The fermentation process is one of the elements responsible for kombucha’s characteristic tart taste. The yeast in the SCOBY—standing for Symbiotic Culture Of Bacteria and Yeast—eats the sugar in the brew and transforms it into alcohol. That’s also why kombucha contains a very marginal amount of alcohol (learn more here about alcohol in kombucha). The bacteria then feed on the alcohol and create acidity. As such, the longer you let your kombucha ferment, the more acidic it will turn out. This high acidity in kombucha has a dual function; it creates a perfectly balanced environment in which the healthy bacteria and yeast in the SCOBY flourish while warding off disruptive and harmful microorganisms. The acidity is essentially allowing kombucha to protect itself while sustaining its own life. 


pH is a scale used to measure the acidity or alkalinity in a solution, ranging from 0 to 14 with 7 as the true neutral. A pH higher than 7 indicates higher alkalinity while a pH lower than 7 indicates higher acidity.
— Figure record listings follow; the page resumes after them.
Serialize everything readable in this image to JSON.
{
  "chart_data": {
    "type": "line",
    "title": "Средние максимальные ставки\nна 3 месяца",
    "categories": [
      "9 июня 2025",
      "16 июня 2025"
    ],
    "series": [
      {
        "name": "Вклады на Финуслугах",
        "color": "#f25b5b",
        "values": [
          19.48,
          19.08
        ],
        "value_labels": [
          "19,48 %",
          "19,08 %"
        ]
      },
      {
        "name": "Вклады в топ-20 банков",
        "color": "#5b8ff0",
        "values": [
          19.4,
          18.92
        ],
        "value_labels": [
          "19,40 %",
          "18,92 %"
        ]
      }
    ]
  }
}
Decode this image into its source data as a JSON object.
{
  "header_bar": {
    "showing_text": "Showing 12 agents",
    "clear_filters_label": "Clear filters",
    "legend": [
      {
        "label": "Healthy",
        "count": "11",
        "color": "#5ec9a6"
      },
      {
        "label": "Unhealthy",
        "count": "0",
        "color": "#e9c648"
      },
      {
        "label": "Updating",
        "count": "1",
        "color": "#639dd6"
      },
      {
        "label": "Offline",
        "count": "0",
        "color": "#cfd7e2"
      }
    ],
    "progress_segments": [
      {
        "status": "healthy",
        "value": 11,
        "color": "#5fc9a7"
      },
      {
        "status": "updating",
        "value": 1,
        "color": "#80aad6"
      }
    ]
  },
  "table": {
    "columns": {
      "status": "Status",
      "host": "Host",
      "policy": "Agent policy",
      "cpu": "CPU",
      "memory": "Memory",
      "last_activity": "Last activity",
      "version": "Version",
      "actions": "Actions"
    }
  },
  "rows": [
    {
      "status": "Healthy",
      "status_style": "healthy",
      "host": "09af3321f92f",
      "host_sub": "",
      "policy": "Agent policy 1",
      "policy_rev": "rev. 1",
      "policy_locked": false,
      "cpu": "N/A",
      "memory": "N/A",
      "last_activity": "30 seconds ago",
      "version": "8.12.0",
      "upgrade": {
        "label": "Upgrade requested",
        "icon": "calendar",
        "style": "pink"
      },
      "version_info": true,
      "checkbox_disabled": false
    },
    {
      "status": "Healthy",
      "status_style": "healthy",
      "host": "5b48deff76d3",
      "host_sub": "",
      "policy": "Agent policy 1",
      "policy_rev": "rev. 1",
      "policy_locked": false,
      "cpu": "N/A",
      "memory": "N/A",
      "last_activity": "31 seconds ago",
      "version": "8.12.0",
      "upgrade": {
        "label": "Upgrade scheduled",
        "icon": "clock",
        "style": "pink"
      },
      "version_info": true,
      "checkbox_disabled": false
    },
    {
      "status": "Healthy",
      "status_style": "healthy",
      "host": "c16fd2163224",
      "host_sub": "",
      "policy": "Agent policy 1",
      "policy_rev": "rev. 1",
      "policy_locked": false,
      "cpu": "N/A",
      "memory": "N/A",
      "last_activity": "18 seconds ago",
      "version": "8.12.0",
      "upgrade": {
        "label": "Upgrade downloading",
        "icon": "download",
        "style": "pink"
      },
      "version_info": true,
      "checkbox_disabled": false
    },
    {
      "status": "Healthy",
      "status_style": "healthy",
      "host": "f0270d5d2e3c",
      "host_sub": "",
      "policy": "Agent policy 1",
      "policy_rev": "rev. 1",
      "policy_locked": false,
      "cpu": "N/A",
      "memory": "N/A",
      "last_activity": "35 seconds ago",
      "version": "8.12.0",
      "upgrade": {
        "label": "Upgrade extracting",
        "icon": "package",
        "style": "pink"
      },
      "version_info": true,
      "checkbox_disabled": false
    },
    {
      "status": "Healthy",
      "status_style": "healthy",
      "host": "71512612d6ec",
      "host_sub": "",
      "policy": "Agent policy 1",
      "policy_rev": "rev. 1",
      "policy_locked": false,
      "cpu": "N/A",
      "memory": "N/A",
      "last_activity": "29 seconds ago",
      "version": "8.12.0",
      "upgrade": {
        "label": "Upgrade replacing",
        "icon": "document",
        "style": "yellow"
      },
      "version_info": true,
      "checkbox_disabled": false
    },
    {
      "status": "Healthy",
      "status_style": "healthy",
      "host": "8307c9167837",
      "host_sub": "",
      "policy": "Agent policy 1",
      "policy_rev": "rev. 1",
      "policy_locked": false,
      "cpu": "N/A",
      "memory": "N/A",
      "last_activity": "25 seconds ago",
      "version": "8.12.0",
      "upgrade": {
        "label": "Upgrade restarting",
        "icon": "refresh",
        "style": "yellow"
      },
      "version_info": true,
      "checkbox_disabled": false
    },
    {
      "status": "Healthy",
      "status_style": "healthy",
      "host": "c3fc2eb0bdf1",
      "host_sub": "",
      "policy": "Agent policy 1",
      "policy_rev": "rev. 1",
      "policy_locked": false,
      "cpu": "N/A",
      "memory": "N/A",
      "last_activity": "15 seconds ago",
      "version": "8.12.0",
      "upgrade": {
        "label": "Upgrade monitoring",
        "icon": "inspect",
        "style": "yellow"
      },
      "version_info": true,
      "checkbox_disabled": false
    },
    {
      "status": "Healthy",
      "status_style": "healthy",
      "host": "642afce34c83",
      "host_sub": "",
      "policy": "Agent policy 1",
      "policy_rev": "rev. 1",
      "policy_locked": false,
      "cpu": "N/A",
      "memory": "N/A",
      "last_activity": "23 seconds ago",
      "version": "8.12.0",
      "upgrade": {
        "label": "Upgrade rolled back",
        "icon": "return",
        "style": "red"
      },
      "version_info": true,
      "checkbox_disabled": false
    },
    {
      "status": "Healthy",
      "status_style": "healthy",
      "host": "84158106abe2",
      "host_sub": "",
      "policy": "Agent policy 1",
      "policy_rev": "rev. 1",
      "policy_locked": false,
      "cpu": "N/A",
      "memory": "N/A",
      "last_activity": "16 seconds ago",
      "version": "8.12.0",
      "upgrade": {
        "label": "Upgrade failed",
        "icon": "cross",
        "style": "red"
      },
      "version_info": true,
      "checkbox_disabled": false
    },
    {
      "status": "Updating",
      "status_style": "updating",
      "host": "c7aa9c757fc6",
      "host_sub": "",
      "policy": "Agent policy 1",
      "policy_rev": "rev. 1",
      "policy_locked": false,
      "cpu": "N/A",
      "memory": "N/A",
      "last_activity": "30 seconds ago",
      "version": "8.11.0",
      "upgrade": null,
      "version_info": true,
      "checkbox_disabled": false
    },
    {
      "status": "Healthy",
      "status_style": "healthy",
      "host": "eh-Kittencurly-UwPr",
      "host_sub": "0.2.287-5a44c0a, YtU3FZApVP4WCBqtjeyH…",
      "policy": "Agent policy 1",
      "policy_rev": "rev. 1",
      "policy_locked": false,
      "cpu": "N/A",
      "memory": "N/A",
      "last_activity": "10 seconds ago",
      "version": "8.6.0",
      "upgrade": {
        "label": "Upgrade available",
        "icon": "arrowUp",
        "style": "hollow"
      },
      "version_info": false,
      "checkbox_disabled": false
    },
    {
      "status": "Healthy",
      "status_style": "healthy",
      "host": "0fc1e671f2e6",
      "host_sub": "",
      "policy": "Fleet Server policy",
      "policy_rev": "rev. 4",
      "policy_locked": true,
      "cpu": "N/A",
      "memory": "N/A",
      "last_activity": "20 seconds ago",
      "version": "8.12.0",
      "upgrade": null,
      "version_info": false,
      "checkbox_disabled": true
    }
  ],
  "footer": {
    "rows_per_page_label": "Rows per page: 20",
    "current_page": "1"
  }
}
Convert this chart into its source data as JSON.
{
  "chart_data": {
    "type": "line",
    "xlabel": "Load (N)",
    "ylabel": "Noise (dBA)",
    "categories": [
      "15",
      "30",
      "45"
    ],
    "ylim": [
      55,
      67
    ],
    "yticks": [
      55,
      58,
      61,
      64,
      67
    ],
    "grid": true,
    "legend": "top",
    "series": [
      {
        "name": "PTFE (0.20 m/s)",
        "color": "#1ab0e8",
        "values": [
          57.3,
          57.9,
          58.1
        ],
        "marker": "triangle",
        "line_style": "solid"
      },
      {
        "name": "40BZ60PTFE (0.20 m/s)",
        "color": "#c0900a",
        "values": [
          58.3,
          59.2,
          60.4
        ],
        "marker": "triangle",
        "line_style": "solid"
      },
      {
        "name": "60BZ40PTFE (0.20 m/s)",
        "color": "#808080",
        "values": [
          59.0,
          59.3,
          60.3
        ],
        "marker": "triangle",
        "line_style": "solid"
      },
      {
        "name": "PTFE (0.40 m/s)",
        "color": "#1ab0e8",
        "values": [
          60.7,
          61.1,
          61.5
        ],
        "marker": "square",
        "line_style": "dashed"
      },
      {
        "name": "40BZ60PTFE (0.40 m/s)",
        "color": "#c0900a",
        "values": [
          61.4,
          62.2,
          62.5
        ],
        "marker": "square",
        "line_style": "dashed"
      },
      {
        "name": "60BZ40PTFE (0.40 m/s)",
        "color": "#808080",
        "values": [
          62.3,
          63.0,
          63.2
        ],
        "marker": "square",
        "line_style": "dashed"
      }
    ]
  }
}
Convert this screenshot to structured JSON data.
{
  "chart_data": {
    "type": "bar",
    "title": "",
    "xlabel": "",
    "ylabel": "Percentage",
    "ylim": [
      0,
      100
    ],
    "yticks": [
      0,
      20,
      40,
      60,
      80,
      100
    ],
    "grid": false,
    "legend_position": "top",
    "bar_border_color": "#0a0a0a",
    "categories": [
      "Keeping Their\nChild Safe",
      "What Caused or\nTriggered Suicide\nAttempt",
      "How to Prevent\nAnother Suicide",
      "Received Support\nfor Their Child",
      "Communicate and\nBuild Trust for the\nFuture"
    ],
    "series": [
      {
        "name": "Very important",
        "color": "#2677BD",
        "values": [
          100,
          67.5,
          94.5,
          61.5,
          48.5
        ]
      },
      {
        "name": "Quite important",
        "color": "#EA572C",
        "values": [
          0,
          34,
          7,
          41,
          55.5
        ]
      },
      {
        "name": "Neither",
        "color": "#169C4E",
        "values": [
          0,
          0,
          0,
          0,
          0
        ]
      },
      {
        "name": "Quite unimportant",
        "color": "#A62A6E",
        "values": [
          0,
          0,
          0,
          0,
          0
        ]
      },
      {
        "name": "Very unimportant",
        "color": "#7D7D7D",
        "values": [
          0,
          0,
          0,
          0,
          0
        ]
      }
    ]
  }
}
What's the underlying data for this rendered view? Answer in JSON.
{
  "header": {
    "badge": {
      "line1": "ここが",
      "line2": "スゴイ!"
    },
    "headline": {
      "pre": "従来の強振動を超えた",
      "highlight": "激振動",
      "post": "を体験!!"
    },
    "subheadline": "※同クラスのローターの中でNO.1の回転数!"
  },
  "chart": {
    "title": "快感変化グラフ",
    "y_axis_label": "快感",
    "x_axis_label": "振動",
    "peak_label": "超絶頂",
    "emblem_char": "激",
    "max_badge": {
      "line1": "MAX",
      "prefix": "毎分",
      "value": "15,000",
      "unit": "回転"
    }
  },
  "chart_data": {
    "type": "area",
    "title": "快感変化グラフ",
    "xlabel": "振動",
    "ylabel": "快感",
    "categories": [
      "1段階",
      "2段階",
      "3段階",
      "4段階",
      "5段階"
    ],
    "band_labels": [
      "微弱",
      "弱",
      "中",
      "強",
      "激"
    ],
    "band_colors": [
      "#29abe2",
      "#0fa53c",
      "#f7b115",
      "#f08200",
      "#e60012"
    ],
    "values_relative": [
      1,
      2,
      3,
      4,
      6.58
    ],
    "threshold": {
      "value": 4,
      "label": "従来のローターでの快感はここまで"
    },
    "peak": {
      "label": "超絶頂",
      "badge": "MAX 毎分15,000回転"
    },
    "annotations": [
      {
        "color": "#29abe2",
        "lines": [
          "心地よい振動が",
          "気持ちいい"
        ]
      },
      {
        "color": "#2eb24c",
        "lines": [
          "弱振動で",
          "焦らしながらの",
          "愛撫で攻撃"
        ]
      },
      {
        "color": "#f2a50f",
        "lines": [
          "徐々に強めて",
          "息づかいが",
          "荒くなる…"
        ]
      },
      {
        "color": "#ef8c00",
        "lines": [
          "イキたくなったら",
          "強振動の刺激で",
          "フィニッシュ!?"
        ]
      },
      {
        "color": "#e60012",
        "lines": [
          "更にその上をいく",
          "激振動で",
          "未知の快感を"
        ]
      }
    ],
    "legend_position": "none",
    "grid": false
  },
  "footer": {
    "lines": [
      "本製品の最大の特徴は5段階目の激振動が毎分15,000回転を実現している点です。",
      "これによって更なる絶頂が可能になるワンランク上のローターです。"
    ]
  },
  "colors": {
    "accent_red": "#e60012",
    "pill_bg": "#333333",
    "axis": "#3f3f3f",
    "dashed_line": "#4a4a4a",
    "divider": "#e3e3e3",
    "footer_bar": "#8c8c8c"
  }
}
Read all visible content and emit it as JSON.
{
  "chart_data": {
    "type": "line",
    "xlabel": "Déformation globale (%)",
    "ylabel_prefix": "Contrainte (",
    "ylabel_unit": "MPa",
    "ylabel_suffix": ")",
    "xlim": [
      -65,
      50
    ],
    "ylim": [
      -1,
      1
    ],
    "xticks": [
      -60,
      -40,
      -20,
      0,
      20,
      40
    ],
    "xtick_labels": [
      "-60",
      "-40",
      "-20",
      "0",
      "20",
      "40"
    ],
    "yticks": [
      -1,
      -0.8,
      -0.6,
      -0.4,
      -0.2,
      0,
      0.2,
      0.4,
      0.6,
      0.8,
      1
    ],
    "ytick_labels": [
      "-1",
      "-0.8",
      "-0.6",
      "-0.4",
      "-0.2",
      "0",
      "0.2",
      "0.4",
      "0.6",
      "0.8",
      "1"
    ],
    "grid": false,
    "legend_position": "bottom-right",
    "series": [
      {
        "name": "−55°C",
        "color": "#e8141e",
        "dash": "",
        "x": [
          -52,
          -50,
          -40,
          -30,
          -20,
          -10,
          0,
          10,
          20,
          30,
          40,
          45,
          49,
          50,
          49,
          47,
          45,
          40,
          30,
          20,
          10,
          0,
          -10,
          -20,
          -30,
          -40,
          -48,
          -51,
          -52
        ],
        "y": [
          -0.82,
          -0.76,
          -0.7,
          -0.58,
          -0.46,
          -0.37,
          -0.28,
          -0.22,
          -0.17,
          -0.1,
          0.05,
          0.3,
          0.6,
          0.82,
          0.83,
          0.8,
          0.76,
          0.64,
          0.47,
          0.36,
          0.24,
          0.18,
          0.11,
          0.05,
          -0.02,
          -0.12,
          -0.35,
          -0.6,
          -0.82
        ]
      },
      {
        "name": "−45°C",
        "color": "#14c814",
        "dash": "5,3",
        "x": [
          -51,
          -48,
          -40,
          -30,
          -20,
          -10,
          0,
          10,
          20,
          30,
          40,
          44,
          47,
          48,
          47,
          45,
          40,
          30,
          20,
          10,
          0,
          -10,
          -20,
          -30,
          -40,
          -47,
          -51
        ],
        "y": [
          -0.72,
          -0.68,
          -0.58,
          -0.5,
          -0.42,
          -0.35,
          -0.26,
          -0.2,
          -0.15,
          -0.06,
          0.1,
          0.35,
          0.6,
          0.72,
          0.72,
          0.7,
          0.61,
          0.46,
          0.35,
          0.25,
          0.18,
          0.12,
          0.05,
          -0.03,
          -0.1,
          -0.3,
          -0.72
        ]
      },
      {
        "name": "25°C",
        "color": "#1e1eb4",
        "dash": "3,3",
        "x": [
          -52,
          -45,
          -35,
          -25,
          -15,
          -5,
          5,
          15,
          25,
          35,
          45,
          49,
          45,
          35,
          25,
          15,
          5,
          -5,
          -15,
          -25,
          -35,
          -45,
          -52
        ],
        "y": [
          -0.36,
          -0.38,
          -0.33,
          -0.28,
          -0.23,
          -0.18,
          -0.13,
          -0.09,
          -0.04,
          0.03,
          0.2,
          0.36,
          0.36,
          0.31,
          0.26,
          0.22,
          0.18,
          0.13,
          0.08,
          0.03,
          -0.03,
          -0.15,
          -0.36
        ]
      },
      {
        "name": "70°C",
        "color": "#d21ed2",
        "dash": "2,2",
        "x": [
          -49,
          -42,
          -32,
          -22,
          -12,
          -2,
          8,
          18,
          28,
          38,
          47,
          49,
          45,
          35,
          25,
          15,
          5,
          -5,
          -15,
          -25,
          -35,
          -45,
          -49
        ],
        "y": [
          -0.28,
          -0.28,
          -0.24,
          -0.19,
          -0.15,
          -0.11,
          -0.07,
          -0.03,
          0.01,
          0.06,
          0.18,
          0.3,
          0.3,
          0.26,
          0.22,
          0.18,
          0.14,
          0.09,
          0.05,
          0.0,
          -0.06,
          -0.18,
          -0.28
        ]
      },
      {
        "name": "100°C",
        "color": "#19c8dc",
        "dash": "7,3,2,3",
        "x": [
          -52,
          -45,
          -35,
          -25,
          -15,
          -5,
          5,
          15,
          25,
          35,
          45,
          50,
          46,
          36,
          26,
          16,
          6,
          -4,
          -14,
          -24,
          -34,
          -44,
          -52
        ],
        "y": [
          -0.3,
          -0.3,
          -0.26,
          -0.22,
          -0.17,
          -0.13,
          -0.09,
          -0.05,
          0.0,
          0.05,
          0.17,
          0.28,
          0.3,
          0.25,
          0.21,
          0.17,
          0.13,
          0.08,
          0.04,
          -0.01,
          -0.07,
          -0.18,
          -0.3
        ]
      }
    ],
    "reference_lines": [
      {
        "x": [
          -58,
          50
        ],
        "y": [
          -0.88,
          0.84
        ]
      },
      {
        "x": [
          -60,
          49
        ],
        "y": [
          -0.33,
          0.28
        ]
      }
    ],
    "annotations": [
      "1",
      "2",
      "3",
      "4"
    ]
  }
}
Commercial kombucha generally has a pH between 2.5 and 3.5, situating it around grapefruit, lemon juice and apple cider vinegar. But it the pH can drop lower, the longer the kombucha is left to ferment. So, why does pH matter to our health? Healthy acidic foods and beverages contain acetic acid that has been linked to numerous health benefits. Sadly, your favourite soda, though acidic, won’t carry any of these. Acetic acid contains a variety of bioactive compounds known to have antimicrobial and antioxidant properties, which help boost your immune system and fight off infection, aid in digestion and may reduce the risk of heart disease, certain cancers and diabetes, among other benefits. 

Kombucha, like any other fermented food, houses a diverse collection of healthy, live bacteria that need a balanced environment in which to thrive. In kombucha, that environment is highly acidic to not only allow the bacteria to survive but to ward off and any potentially inhibiting or harmful microorganisms that could threaten the environment. That acidic environment could also be significant for human health, as early research shows benefits like improved digestion, boosted immune system and even lower risk of certain cancers. And hey, that’s certainly more than your favourite soft drink can do for you.